Beacon Hill station is part of Sound Transit's 1 Line, which runs from between Lynnwood, the University of Washington campus, Downtown Seattle, the Rainier Valley, Seattle–Tacoma International Airport, and Federal Way. It is the fifteenth southbound station from Lynnwood City Center and tenth northbound station from Federal Way Downtown; Beacon Hill is situated between SODO and Mount Baker stations. Trains serve the station twenty hours a day on weekdays and Saturdays, from 5:00 am to 1:00 am, and eighteen hours on Sundays, from 6:00 am to 12:00 am; during regular weekday service, trains operate roughly every eight to ten minutes during rush hour and midday operation, respectively, with longer headways of twelve to fifteen minutes in the early morning and at night. During weekends, Link trains arrive at Beacon Hill station every ten minutes during midday hours and every twelve to fifteen minutes during mornings and evenings. The station is approximately 44 minutes from Lynnwood City Center station, 12 minutes from Westlake station in Downtown Seattle, and 25 minutes from SeaTac/Airport station. The final northbound 1 Line trips during late evenings terminate at Beacon Hill. In , an average of passengers boarded Link trains at Beacon Hill station on weekdays.

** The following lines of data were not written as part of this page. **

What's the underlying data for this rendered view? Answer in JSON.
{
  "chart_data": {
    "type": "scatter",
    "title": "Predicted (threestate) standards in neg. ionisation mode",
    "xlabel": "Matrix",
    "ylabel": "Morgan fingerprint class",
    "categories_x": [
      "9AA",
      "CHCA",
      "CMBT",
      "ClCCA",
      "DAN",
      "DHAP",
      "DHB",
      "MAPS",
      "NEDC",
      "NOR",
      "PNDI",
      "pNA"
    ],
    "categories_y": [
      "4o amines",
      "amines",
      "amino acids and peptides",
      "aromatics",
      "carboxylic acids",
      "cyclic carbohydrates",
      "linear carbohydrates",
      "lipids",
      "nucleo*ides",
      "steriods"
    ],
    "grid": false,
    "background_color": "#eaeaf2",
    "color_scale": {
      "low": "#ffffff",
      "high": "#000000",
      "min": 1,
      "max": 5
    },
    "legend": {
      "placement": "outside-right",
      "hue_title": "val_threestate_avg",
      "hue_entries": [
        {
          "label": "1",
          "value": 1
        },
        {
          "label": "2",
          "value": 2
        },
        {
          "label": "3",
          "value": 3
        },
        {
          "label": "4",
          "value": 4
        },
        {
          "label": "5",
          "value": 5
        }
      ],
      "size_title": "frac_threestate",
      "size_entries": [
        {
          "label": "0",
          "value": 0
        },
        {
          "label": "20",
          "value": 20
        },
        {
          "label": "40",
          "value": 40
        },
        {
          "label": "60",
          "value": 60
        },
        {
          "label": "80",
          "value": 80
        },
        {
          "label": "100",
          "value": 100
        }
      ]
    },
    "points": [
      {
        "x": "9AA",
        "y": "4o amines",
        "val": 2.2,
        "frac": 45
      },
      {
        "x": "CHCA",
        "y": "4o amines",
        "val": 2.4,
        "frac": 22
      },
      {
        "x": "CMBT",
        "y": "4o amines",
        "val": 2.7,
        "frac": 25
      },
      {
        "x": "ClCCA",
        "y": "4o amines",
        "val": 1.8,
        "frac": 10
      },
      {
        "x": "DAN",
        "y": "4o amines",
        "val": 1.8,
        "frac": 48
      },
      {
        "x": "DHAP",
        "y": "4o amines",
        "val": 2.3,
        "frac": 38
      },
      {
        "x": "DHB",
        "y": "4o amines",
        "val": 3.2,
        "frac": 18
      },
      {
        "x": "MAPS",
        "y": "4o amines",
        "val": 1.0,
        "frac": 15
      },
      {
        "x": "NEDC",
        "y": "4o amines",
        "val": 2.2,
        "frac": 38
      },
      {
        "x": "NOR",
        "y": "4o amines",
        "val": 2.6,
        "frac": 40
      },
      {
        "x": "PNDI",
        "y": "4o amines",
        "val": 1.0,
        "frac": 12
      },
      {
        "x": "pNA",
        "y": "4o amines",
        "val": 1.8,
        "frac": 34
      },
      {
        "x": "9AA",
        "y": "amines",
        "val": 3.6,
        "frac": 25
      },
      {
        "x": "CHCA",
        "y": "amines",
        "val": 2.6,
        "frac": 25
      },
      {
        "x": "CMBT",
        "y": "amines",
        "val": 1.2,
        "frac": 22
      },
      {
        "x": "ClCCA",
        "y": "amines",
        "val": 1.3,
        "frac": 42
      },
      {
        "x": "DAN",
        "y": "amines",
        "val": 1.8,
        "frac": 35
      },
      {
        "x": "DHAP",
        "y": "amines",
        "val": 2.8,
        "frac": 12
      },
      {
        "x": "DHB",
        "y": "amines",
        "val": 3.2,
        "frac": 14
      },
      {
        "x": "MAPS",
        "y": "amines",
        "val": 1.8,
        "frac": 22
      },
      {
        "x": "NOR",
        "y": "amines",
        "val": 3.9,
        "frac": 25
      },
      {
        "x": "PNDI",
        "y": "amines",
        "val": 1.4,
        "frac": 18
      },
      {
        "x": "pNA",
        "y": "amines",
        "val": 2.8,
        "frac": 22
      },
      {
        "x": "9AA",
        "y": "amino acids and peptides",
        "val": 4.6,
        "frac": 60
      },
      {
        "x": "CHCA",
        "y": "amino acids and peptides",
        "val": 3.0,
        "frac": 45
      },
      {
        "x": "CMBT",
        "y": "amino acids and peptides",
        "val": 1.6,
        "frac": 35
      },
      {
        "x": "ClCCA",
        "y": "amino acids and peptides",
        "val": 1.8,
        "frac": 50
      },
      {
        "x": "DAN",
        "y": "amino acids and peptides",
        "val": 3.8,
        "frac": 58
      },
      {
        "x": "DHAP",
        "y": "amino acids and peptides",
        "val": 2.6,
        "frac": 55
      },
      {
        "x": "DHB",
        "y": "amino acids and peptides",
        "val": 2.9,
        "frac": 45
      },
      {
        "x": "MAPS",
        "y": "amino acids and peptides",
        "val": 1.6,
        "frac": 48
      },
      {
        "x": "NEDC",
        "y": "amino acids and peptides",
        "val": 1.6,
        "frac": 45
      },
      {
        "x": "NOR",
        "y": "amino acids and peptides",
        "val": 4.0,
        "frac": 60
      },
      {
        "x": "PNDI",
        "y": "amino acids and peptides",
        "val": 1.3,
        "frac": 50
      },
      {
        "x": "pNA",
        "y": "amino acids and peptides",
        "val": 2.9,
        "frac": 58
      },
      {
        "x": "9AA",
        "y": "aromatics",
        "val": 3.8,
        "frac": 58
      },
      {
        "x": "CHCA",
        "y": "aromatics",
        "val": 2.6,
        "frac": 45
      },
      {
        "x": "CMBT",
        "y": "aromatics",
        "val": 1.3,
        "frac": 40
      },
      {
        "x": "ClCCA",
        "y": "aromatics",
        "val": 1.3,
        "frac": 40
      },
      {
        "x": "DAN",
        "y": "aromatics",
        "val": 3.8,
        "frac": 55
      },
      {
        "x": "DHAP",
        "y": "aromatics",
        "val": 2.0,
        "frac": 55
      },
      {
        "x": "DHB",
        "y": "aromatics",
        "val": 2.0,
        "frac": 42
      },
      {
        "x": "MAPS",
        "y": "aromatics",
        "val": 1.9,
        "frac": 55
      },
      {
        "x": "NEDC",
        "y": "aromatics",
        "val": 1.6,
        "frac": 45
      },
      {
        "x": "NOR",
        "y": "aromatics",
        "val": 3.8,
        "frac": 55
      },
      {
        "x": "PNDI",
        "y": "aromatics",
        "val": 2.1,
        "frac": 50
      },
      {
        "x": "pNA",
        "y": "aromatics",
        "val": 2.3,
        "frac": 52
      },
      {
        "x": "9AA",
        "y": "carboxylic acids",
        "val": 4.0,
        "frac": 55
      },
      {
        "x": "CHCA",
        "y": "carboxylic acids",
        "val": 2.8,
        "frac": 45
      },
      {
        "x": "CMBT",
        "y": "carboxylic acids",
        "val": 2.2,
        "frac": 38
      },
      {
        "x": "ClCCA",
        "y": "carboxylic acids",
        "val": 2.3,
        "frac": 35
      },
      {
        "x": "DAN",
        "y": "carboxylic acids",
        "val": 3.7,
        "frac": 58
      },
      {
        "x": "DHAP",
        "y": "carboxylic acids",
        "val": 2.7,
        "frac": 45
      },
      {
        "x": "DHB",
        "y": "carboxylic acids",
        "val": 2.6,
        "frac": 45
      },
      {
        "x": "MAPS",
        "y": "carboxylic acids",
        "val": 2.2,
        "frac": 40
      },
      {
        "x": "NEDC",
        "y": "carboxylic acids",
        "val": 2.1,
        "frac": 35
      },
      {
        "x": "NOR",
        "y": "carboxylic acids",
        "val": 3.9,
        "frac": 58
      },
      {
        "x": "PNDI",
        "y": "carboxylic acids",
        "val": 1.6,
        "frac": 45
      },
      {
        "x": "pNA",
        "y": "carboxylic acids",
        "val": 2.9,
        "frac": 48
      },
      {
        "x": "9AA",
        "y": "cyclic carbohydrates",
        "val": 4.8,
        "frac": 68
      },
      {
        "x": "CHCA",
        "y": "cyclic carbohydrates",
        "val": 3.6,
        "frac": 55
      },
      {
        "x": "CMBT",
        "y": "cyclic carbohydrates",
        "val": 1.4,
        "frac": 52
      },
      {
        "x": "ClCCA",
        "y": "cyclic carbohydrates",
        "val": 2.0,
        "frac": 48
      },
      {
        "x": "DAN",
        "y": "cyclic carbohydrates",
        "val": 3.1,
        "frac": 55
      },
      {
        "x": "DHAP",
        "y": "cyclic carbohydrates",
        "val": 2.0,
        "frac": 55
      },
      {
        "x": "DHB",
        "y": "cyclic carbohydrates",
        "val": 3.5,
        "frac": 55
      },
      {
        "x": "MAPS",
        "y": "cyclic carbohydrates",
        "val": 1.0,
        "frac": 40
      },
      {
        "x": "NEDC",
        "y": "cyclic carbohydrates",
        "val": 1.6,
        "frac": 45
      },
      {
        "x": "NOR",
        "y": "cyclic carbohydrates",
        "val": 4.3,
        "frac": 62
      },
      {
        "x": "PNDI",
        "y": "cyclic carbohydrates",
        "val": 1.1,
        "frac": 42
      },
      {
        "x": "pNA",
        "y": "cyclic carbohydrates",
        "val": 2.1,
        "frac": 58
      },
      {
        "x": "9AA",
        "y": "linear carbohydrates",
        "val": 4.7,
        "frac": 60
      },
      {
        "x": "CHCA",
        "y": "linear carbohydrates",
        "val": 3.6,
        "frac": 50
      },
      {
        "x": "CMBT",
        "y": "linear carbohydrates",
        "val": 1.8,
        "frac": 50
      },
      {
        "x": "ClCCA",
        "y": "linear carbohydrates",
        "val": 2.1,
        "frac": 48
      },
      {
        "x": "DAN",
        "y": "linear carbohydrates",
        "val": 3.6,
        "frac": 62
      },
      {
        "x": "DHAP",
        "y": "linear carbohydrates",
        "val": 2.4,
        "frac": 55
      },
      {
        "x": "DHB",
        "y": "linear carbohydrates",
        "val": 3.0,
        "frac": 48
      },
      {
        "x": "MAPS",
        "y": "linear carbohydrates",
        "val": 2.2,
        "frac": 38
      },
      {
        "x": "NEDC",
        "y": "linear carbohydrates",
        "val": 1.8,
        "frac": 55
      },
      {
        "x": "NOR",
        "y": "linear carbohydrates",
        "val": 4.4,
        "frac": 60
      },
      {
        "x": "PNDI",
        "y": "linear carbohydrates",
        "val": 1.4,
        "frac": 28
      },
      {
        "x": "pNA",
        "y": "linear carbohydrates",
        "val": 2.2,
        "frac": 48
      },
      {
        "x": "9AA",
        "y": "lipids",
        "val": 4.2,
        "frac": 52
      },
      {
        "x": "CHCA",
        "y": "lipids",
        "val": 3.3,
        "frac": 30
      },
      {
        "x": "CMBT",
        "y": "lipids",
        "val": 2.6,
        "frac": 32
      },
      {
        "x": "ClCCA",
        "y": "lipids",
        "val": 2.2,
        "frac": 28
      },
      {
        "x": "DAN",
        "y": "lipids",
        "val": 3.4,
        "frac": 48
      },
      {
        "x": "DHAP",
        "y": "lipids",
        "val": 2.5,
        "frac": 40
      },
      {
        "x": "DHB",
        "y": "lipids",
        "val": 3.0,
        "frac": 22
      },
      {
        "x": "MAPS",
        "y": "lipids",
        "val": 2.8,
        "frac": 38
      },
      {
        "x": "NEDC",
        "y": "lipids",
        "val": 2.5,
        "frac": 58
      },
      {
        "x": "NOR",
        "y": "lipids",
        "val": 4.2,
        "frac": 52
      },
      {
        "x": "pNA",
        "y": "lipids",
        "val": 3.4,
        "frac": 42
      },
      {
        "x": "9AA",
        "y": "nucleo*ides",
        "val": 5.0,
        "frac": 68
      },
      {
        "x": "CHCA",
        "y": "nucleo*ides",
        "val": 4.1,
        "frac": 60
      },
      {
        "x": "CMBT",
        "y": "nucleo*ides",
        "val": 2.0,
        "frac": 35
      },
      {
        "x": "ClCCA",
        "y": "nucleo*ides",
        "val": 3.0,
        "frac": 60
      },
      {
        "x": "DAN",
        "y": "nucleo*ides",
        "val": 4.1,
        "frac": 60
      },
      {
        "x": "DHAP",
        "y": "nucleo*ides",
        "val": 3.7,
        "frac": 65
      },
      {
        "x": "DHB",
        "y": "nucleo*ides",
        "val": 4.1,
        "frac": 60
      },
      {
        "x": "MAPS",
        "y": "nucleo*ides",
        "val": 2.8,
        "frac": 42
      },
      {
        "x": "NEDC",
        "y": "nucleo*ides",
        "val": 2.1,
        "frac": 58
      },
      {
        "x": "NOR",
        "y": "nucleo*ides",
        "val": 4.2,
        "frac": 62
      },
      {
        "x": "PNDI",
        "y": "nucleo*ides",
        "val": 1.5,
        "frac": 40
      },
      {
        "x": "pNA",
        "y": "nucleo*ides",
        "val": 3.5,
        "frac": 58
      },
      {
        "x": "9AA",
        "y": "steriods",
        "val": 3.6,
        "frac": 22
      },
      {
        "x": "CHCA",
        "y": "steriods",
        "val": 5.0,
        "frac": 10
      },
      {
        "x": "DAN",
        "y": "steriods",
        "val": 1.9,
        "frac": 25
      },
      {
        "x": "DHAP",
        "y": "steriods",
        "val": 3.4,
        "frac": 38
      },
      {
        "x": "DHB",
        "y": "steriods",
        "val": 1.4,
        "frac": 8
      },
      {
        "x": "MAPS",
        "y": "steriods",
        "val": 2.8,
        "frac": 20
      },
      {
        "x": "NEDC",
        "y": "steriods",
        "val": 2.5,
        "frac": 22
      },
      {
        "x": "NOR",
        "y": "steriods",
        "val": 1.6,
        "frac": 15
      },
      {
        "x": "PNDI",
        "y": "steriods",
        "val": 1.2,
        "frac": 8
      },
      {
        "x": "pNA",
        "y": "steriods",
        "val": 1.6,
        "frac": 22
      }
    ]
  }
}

The station is also served by three bus routes operated by King County Metro that use bus stops adjacent to the station: Route 36, an electric trolleybus route, runs along Beacon Avenue from Othello station to the International District and Downtown; Route 60 runs between West Seattle, Georgetown, Beacon Hill, First Hill and Capitol Hill; and Route 107, which terminates at the station and travels southeasterly to Georgetown, Rainier Beach station, Skyway and Renton.